Yesterday I believed that summer is real

Yesterday I was driving to work, and it was a beautiful day. The sun was peeking out from behind the clouds, and the temperature was shockingingly warm for January in Southern Ontario.

I was car-pooling with my friend Melanie, and thinking of how summer usually feels like a mere dream when we are entrenched in the long dark coldness of winter, I remarked to her: "Today, I believe that summer is real."


She thought for a moment, and then said to me, "What do you think God is trying to tell you through that?"


"Uhhh... I don't know... what do you think?"


She smiled. "I think He's telling you that summer is real."


I rolled my eyes. "I thought you were going to come up with some deep truth from that."


"There is- I think He is reminding you that the 'spring' and 'summer' of life are real too, even when you are in the winter and don't feel like it's possible."


I ruminated on that for a while. I had been talking with her the evening before about how I feel like I am in a dark valley right now, and have been for a long time. There are many great things in my life that I am so thankful for- but underneath everything is a deep sadness. I told her that I have trouble believing that the valley will ever end.

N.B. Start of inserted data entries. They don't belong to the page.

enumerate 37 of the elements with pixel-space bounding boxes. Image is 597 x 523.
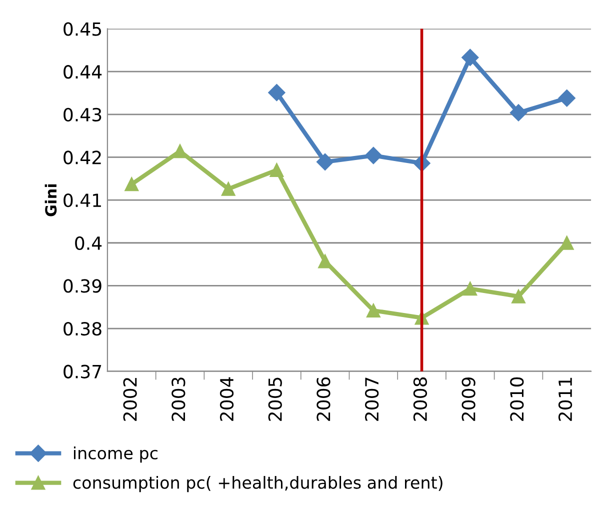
point xyxy=(560,236,574,250)
y-tick-label: 0.41 xyxy=(64,194,101,208)
x-tick-label: 2005 xyxy=(268,378,282,421)
y-tick-label: 0.44 xyxy=(64,65,102,79)
point xyxy=(366,304,380,318)
x-tick-label: 2009 xyxy=(462,377,476,421)
point xyxy=(512,289,526,304)
y-axis-title: Gini xyxy=(44,184,57,216)
point xyxy=(558,90,576,107)
point xyxy=(463,282,478,296)
point xyxy=(510,104,528,122)
point xyxy=(173,144,187,158)
point xyxy=(124,177,139,192)
x-tick-label: 2002 xyxy=(123,378,137,421)
point xyxy=(318,254,332,268)
legend-label: income pc xyxy=(74,446,158,463)
point xyxy=(462,48,479,66)
point xyxy=(268,84,286,102)
y-tick-label: 0.45 xyxy=(64,22,102,36)
point xyxy=(316,153,334,170)
x-tick-label: 2008 xyxy=(413,377,428,421)
x-tick-label: 2007 xyxy=(365,378,379,421)
y-tick-label: 0.39 xyxy=(64,279,102,293)
point xyxy=(270,163,284,178)
x-tick-label: 2011 xyxy=(558,378,572,421)
x-tick-label: 2006 xyxy=(316,377,330,421)
y-tick-label: 0.4 xyxy=(75,236,102,250)
y-tick-label: 0.38 xyxy=(64,322,102,336)
point xyxy=(364,146,382,164)
y-tick-label: 0.37 xyxy=(64,364,102,378)
x-tick-label: 2003 xyxy=(172,378,186,421)
y-tick-label: 0.43 xyxy=(64,108,102,122)
legend-label: consumption pc( +health,durables and rent) xyxy=(73,476,442,492)
point xyxy=(221,182,236,196)
y-tick-label: 0.42 xyxy=(64,150,101,164)
x-tick-label: 2010 xyxy=(510,377,524,421)
x-tick-label: 2004 xyxy=(220,377,234,421)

The past 4 years have been tough ones, and through it all, God has taught me that He offers precious gifts in brokenness. I have found
Him in my brokenness, and I wouldn't trade anything for that. I'm in a painful valley, but I know that there is firm ground underneath my feet. I know that God is with me. Sometimes He feels far away, like right now, but there is something even deeper than feelings- a certainty that He is good and He loves me.

Yesterday though, He reminded me, through a warm day and a good friend, that the valley is not all there is- or ever will be.

2 comments:

solnechko said...

You put it beautifully, Jen. Your second last paragraph pretty much sums up something I've become convinced is the biggest lesson God would like us to learn. If there was a scale to go by, that would be at the top of the mountain for me - to go through sorrow and suffering, and yet to still be convinced that God is ultimately good and that He loves you - incomprehensible to the childish mind. Only understood by those who can grasp that God operates by different standards than we do, has different values, higher thoughts, higher ways... though my flesh it be destroyed... yet will I praise Him.

Lisa said...

I carry you around in a special little spot somewhere near my heart.